Remove all of the mushroom and any moss patches growing around the lawn because they are stealing nutrients from the soil. When spring comes, sow grass seeds in any area that does not have grass.

How to water your lawn

It may seem silly to research how to water a lawn the right way, but there are a few tips below that can improve the growth of your lawn without wasting water or damaging the grass. Watering your lawn the right way is easy to learn and to do. 

There are two factors to consider when deciding how much and how often to water your lawn. They are:

  • Current and coming weather
  • Type of grass

Current and incoming weather

Weather is an important factor, and it will influence the health of your lawn. If you water your lawn too much in the winter, you can kill it, but if you do not water your lawn enough in the summer, it will dry out. If the area you live in is going through a heatwave, water your lawn after the sun has gone down. If there is no heatwave, you can water your lawn in the morning before 10 a.m. or after the sun goes down. 

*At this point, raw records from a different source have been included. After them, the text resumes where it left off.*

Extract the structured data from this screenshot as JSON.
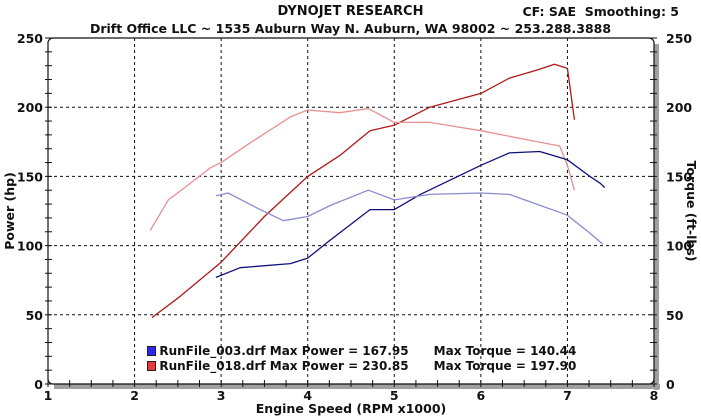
{
  "header": {
    "title": "DYNOJET RESEARCH",
    "subtitle": "Drift Office LLC ~ 1535 Auburn Way N. Auburn, WA 98002 ~ 253.288.3888",
    "cf_label": "CF: SAE  Smoothing: 5"
  },
  "legend": [
    {
      "file": "RunFile_003.drf",
      "text": "RunFile_003.drf Max Power = 167.95      Max Torque = 140.44",
      "color": "#1a1aa0"
    },
    {
      "file": "RunFile_018.drf",
      "text": "RunFile_018.drf Max Power = 230.85      Max Torque = 197.90",
      "color": "#b01818"
    }
  ],
  "chart_data": {
    "type": "line",
    "title": "DYNOJET RESEARCH",
    "subtitle": "Drift Office LLC ~ 1535 Auburn Way N. Auburn, WA 98002 ~ 253.288.3888",
    "xlabel": "Engine Speed (RPM x1000)",
    "ylabel": "Power (hp)",
    "y2label": "Torque (ft-lbs)",
    "xlim": [
      1,
      8
    ],
    "ylim": [
      0,
      250
    ],
    "y2lim": [
      0,
      250
    ],
    "xticks": [
      1,
      2,
      3,
      4,
      5,
      6,
      7,
      8
    ],
    "yticks": [
      0,
      50,
      100,
      150,
      200,
      250
    ],
    "y2ticks": [
      0,
      50,
      100,
      150,
      200,
      250
    ],
    "grid": true,
    "legend_position": "bottom-left inside",
    "annotations": [
      "CF: SAE  Smoothing: 5"
    ],
    "series": [
      {
        "name": "RunFile_018.drf Power",
        "axis": "left",
        "color": "#b01818",
        "x": [
          2.2,
          2.52,
          3.0,
          3.5,
          4.0,
          4.37,
          4.72,
          5.0,
          5.41,
          6.0,
          6.33,
          6.66,
          6.85,
          7.0,
          7.08
        ],
        "y": [
          48,
          63,
          88,
          121,
          150,
          165,
          183,
          187,
          200,
          210,
          221,
          227,
          231,
          228,
          191
        ]
      },
      {
        "name": "RunFile_018.drf Torque",
        "axis": "right",
        "color": "#e89090",
        "x": [
          2.18,
          2.39,
          2.58,
          2.87,
          3.0,
          3.33,
          3.8,
          4.0,
          4.37,
          4.7,
          5.0,
          5.41,
          6.0,
          6.57,
          6.91,
          7.0,
          7.08
        ],
        "y": [
          111,
          133,
          142,
          156,
          160,
          174,
          193,
          198,
          196,
          199,
          189,
          189,
          183,
          176,
          172,
          158,
          140
        ]
      },
      {
        "name": "RunFile_003.drf Power",
        "axis": "left",
        "color": "#10107a",
        "x": [
          2.94,
          3.22,
          3.8,
          4.0,
          4.26,
          4.72,
          5.0,
          5.3,
          6.0,
          6.33,
          6.68,
          7.0,
          7.26,
          7.38,
          7.43
        ],
        "y": [
          77,
          84,
          87,
          91,
          104,
          126,
          126,
          137,
          158,
          167,
          168,
          162,
          150,
          145,
          142
        ]
      },
      {
        "name": "RunFile_003.drf Torque",
        "axis": "right",
        "color": "#8a8ad0",
        "x": [
          2.94,
          3.08,
          3.45,
          3.72,
          4.0,
          4.26,
          4.7,
          5.0,
          5.41,
          6.0,
          6.33,
          7.0,
          7.26,
          7.41
        ],
        "y": [
          136,
          138,
          126,
          118,
          121,
          129,
          140,
          133,
          137,
          138,
          137,
          122,
          109,
          101
        ]
      }
    ],
    "max_values": [
      {
        "run": "RunFile_003.drf",
        "max_power": 167.95,
        "max_torque": 140.44
      },
      {
        "run": "RunFile_018.drf",
        "max_power": 230.85,
        "max_torque": 197.9
      }
    ]
  }
}
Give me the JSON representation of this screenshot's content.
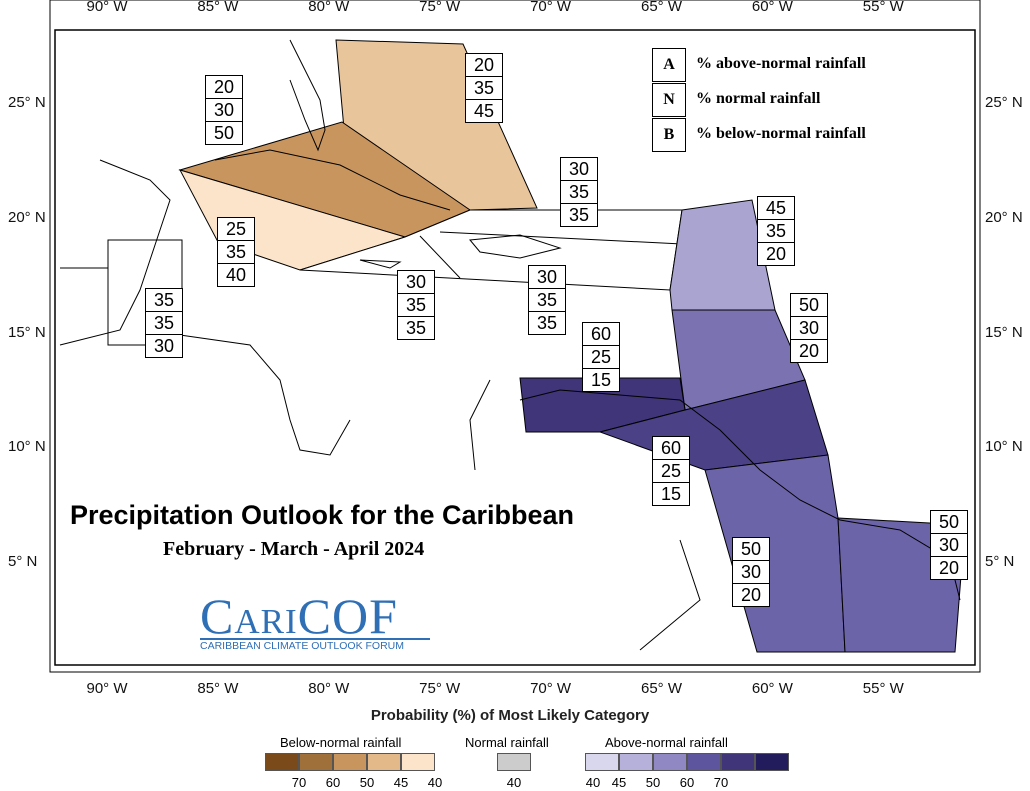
{
  "map": {
    "lon_labels": [
      "90° W",
      "85° W",
      "80° W",
      "75° W",
      "70° W",
      "65° W",
      "60° W",
      "55° W"
    ],
    "lat_labels": [
      "25° N",
      "20° N",
      "15° N",
      "10° N",
      "5° N"
    ]
  },
  "key": [
    {
      "letter": "A",
      "text": "% above-normal rainfall"
    },
    {
      "letter": "N",
      "text": "% normal rainfall"
    },
    {
      "letter": "B",
      "text": "% below-normal rainfall"
    }
  ],
  "regions": [
    {
      "values": [
        20,
        35,
        45
      ]
    },
    {
      "values": [
        20,
        30,
        50
      ]
    },
    {
      "values": [
        25,
        35,
        40
      ]
    },
    {
      "values": [
        30,
        35,
        35
      ]
    },
    {
      "values": [
        30,
        35,
        35
      ]
    },
    {
      "values": [
        30,
        35,
        35
      ]
    },
    {
      "values": [
        35,
        35,
        30
      ]
    },
    {
      "values": [
        45,
        35,
        20
      ]
    },
    {
      "values": [
        50,
        30,
        20
      ]
    },
    {
      "values": [
        60,
        25,
        15
      ]
    },
    {
      "values": [
        60,
        25,
        15
      ]
    },
    {
      "values": [
        50,
        30,
        20
      ]
    },
    {
      "values": [
        50,
        30,
        20
      ]
    }
  ],
  "title": "Precipitation Outlook for the Caribbean",
  "subtitle": "February - March - April 2024",
  "logo": {
    "name": "CariCOF",
    "tagline": "CARIBBEAN CLIMATE OUTLOOK FORUM"
  },
  "legend": {
    "title": "Probability (%) of Most Likely Category",
    "groups": [
      {
        "label": "Below-normal rainfall",
        "steps": [
          70,
          60,
          50,
          45,
          40
        ]
      },
      {
        "label": "Normal rainfall",
        "steps": [
          40
        ]
      },
      {
        "label": "Above-normal rainfall",
        "steps": [
          40,
          45,
          50,
          60,
          70
        ]
      }
    ]
  }
}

If you’re watering your lawn during the Spring and Fall, you can water in the afternoon as well. If there is no extreme heat or cold in your area, then the general rule is to water your lawn 20 minutes a day, three times a week. Adjust this level depending on how big your lawn is and what species of grass is growing on your lawn. 

Also, do not water your lawn if you know that a storm is coming in the next few days. Rain brings much more water than you could ever water your lawn with by hose, and you want your soil to be completely dry when the rain comes so it could soak it all up.

Type of grass

Some grass species are drought resistant and do well when they don’t receive a lot of water, and some grasses need a lot of water every day, or else they will stop growing and turn brown. If you notice that the grass in your lawn is a different style or shape than usual, ask a gardener or a plant nursery what species it is. 

Conclusion

Overwatering your lawn is an easy thing to do. Luckily, it is also easy to reverse. By using the guidelines of watering your lawn three times a week for 20 minutes each time and adjusting the amount of water depending on the weather, you shouldn’t have a problem keeping your lawn green. Remember, keeping your lawn green during the winter and summer is more difficult than keeping it green during the spring and fall, so don’t feel like you are failing if the summer sun scorches your grass. When fall turns to winter, reducing the amount of water you provide for your lawn even more so it does not become waterlogged.